Assim, tratando-se de acidente ocorrido em rodovia estadual, inexistem dúvidas acerca da responsabilidade do Estado do Piauí junto ao DER/PI, por acidentes causados por animais nas rodovias estaduais e pela ausência de sinalização adequada, a ensejar a responsabilidade por falha/omissão na prestação do serviço.
Ressalta-se, por oportuno, que, mesmo nas situações em que há identificação do proprietário do animal abalroado em acidente de trânsito, nos termos do art. 936 do Código Civil, não implica no afastamento automático da responsabilidade estatal, considerando-se o dever do Poder Público de garantir condições de segurança e trafegabilidade em suas vias.
Conclui-se, portanto, que tanto o ente político quanto sua autarquia são responsáveis e, por conseguinte, legitimados para compor o polo passivo em ação de indenização por acidente em rodovia.

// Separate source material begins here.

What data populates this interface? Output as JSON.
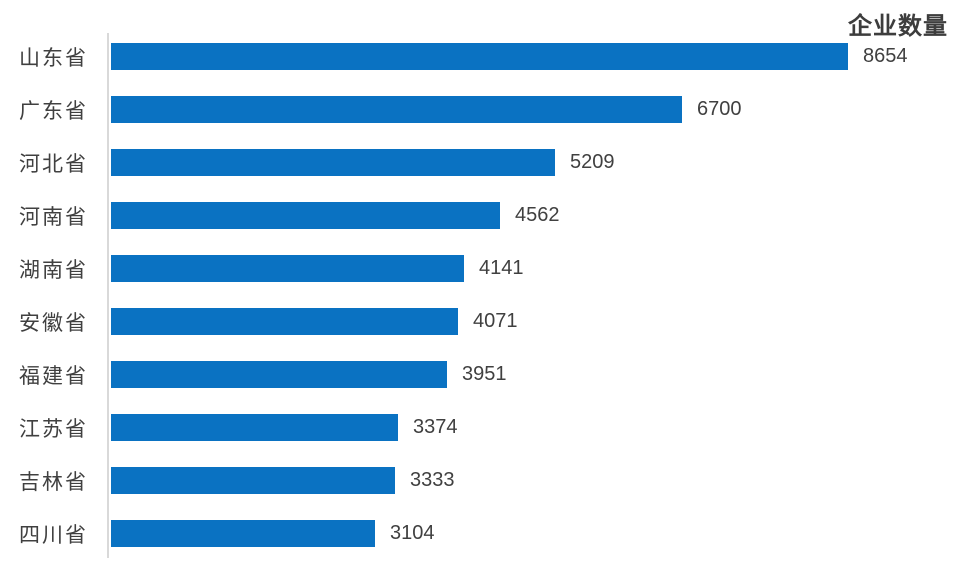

Oportuno destacar que “no caso de ação indenizatória por danos decorrentes de acidente de trânsito ocorrido em rodovia federal, tanto a União quanto o DNIT possuem legitimidade para figurar no polo passivo da demanda” (STJ, AREsp 1.706.772/SC, Rel. Ministro HERMAN BENJAMIN, SEGUNDA TURMA, DJe de 05/10/2020). No mesmo sentido: STJ, AgInt no REsp 1.627.869/PB, Rel. Ministra REGINA HELENA COSTA, PRIMEIRA TURMA, DJe de 30/03/2017; REsp 1.625.384/PE, Rel. Ministro OG FERNANDES, SEGUNDA TURMA, DJe de 08/02/2017.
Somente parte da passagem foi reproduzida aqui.